The Texan’s retreat contrasts with the ridiculous push by Tony Abbott’s (conservative?) Coalition to carpet Australia’s countryside with 2,500 more giant fans. A “plan” which is backed by his $46 billion electricity tax on all Australian power consumers – a punitive and regressive tax, the entire proceeds of which is designed to be funneled off to outfits likenear-bankrupt Infigen as a whopping $3 billion a year subsidy that runs over the horizon, until 2031 (see our post here).

Note though, that Australia is in about the same position as Texas was in 2005, when it had no grid capacity to take power from its planned fan-expansion program. The missing grid had to built for no other purpose than taking wind power from North to South, as noted above. In:

2005 the Texas Legislature approved a major transmission project, the Competitive Renewable Energy Zones (CREZ), to carry mostly wind energy generated in West Texas and the Panhandle to high-demand cities. The project was forecast to cost less than $5 billion but ballooned to more than $6.9 billion to build nearly 3,600 miles of transmission lines and dozens of substations.

As pointed out in the piece above, in part, it’s that whopping cost that has legislators in Texas pulling the plug on subsidies for wind power, in an effort to protect power consumers from ballooning power bills.

In Australia, as we’ve pointed out a few times (see our posts here andhere), there simply is no (or insufficient) capacity to absorb the 17,000 GWh of intermittent wind power (needed each year to satisfy the latest 33,000 GWh LRET annual target) that can – like Texas – only be built in areas altogether remote from major population centres and markets.

Here, however, grid operators have absolutely no incentive to throw $billions at building transmission lines, substations etc running to the back-of-beyond, to take power delivered at crazy, random intervals which – apart from the REC Subsidy that comes with it – has no commercial value at all. The REC Subsidy goes to wind power outfits, not grid operators – and wind power outfits pay nothing to use the grid – that’s a cost that’s extracted by retailers from their dwindling pool of retail customers (see our posts here and here).

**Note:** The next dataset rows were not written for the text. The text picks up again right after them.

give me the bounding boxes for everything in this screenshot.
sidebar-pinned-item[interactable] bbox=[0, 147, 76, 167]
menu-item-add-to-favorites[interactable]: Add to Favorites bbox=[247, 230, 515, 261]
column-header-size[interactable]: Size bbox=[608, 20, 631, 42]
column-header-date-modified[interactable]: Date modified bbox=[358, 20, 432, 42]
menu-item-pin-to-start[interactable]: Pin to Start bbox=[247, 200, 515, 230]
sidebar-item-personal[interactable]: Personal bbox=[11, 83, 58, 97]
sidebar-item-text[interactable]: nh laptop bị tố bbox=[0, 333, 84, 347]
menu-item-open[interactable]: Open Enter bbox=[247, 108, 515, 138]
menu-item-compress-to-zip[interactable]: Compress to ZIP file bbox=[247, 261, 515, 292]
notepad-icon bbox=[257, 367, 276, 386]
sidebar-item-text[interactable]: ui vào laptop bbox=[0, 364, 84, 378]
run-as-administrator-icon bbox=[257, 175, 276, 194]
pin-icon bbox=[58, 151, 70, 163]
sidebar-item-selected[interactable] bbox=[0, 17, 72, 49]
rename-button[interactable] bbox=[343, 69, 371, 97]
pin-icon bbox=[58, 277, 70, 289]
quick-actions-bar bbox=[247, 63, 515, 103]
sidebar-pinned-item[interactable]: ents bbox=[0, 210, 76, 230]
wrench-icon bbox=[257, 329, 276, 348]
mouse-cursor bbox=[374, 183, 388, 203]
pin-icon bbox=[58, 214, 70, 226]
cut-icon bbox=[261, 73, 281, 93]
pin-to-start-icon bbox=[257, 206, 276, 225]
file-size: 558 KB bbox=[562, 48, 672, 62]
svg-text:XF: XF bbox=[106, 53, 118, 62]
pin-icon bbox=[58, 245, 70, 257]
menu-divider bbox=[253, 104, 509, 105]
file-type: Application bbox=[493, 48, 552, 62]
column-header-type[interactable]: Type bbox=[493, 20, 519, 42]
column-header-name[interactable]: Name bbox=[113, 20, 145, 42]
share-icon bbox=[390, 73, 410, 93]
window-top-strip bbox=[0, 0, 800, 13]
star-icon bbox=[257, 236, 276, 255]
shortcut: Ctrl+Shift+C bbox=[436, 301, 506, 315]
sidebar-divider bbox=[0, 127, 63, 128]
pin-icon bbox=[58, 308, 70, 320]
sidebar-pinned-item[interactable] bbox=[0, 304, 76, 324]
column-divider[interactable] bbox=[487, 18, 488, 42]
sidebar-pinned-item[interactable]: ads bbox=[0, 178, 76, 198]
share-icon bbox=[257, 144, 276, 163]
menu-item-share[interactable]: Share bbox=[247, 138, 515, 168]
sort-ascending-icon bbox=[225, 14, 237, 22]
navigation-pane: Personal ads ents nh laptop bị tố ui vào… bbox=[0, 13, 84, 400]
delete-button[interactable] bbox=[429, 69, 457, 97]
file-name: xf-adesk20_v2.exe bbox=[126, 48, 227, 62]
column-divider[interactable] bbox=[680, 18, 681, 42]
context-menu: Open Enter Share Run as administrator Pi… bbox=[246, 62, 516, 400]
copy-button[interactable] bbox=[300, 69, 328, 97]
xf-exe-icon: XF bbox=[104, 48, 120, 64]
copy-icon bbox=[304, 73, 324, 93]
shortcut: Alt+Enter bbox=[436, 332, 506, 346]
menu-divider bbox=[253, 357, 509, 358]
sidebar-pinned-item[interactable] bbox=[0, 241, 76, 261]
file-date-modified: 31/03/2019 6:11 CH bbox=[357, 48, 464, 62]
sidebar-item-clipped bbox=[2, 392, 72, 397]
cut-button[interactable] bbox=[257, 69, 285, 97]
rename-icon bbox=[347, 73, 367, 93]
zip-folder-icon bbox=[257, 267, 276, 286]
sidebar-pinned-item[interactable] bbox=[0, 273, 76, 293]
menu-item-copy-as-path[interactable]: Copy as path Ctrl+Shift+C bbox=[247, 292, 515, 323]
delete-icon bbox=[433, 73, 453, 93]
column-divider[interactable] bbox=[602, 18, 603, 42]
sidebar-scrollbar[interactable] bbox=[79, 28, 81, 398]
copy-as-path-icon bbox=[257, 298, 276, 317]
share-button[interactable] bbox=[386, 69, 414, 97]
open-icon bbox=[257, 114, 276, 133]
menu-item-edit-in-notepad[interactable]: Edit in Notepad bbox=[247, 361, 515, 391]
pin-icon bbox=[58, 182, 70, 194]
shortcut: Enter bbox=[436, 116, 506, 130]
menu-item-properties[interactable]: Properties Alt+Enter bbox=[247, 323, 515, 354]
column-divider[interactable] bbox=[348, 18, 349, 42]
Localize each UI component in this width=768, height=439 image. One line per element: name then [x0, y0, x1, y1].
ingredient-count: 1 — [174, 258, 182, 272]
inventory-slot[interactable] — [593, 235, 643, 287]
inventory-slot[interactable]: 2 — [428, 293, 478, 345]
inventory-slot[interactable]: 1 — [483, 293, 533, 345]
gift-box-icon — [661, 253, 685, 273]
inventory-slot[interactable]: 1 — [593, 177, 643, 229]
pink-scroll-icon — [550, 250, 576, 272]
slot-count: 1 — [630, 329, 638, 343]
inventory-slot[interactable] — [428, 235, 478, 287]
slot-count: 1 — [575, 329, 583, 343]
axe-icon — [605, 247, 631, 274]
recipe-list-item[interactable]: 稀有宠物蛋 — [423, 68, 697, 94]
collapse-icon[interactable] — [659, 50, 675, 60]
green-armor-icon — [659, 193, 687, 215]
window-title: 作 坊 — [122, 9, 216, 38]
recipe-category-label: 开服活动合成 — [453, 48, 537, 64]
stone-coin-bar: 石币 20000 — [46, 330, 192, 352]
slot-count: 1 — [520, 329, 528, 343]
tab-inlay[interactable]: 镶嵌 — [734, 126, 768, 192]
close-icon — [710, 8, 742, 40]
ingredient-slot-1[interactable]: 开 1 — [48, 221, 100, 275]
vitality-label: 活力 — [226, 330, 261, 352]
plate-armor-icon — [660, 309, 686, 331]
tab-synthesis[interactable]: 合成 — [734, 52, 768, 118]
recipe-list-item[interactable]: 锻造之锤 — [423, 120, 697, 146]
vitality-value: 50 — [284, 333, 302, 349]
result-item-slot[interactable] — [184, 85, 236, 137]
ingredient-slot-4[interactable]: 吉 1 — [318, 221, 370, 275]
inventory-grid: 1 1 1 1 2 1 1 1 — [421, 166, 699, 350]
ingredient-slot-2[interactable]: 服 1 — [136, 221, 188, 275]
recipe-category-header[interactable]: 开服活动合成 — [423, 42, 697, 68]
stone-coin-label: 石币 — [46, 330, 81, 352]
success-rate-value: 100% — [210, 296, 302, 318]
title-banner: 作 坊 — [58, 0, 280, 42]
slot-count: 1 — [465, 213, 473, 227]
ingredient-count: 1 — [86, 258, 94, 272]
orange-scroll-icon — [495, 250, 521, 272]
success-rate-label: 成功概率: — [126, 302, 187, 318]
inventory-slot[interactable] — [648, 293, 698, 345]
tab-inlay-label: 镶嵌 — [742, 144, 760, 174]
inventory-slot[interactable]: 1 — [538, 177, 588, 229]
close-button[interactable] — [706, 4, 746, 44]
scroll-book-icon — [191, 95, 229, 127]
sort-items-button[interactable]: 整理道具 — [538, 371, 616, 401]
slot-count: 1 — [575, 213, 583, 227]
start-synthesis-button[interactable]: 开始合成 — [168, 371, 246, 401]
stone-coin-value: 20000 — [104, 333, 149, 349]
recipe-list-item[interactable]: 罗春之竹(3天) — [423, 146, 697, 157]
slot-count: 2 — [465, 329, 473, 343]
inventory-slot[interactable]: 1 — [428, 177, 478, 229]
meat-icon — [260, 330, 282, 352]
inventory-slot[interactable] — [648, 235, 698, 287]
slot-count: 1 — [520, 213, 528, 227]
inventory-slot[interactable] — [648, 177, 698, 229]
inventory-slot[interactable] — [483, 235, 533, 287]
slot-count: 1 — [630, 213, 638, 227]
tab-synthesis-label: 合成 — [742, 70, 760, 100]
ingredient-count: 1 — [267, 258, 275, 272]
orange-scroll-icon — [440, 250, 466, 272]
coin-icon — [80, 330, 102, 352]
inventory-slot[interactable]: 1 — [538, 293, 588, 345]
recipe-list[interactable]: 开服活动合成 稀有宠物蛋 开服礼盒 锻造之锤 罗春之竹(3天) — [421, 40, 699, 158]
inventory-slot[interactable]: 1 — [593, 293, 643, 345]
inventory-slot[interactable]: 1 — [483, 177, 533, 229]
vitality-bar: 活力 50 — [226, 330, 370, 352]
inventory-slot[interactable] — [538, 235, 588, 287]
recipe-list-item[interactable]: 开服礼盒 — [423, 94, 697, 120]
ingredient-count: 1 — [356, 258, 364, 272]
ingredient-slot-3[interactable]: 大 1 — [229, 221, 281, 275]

And, grid operators in Australia have just been prevented by the Australian Energy Regulator from recovering hundreds of $millions in network infrastructure costs – making the chances of them throwing any more at transmission lines slimmer than a German Supermodel. Why invest a penny, when a regulator is going to prevent you from getting anything like the whole return on that investment back?

Australia’s ‘lack’ of grid infrastructure is just another insurmountable obstacle for an industry in its death throes; and a guarantee that the LRET will go to penalty – with the inevitable imposition of the $65 per MWh shortfall charge.

That charge – which (carpeting the) Environment (in giant fans) Minister Greg Hunt refers to as his “massive $93 per tonne carbon tax” – will see all Australian power consumers end up paying more than $20 billion in fines; on top of the $25 billion that will go as subsidies (in the form of RECs) to wind power outfits.

In their constant need for massive subsidies – that’ll have to outlast religion in order for them to survive – the behaviour of wind power outfits the world over is just like Disney’s doyen of eternal youth – Peter Pan: the boy who could never grow up.